It’s a time-honored practice in public relations to try and peg a client’s product or service to a trend, a news or a current event, and it can be effective — if it’s done well. In the case of Venom Energy’s release offering a year’s worth of free Venom Energy Drink to the individual who captures the escaped Bronx Zoo cobra, the PR ploy achieves a new low for effective marketing communications through its series of bad puns, strained metaphors and cheesy writing.

From its dopey lede:

Following a dramatic escape from its enclosure on Sunday, the Bronx Zoo’s extremely deadly Egyptian cobra has captured the imagination and slithered into the nightmares of the citizens of New York City. Hoping that it can help bring this fugitive cobra to justice, Venom Energy Drink has offered a year’s supply of free product to the Bronx zoo employee who can find and tame the venomous beast.

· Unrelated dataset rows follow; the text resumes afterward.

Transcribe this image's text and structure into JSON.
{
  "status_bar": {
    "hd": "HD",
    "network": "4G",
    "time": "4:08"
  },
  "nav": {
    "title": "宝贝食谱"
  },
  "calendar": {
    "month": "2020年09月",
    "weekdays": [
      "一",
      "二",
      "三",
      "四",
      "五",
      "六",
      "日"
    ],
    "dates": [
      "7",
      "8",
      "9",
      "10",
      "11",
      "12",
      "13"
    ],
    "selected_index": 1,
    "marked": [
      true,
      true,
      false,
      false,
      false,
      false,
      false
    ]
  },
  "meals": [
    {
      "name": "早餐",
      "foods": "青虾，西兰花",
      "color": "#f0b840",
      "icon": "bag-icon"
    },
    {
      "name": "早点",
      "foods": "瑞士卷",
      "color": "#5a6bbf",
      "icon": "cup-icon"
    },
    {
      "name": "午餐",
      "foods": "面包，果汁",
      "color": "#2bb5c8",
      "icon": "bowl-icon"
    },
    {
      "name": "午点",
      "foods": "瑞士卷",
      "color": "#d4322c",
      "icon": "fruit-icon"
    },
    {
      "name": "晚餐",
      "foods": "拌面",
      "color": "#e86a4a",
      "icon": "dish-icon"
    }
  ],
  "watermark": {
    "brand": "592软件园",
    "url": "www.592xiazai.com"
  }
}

To its just-plain silly quote:

“It’s going to take nerves of steel, cat-like reflexes and some really thick gloves, preferably steel mesh,” said Dan Huff, director of marketing for Venom Energy Drink. “So we’re glad the Bronx Zoo’s experts are on the job. Charming and capturing a deadly snake is for experts, but we’ve tried to replicate the adrenaline thrill with our custom energy blend. It’s just the sort of venom you actually want running through your veins.”

The release is a study in how not to write a press release. It aims to be light-hearted, but comes off being light-headed. It strives for clever and comes off as merely clueless.

Perhaps the dumbest line in the release — and it’s not clear whether it’s tongue in cheek or if somebody realized that there could be a liability issue if the potential recipient of 365 bottles of sugar water was snakebit — is this one:

NOTE: Venom Energy Drink is not responsible if, in attempting to capture the snake, you are bitten, poisoned, devoured or die.

I’m sure the writer would suggest that I am humor-challenged and just don’t get it that the release was a joke. I would argue that, by definition, jokes are funny, and by that measure this is neither a joke nor an effective press release.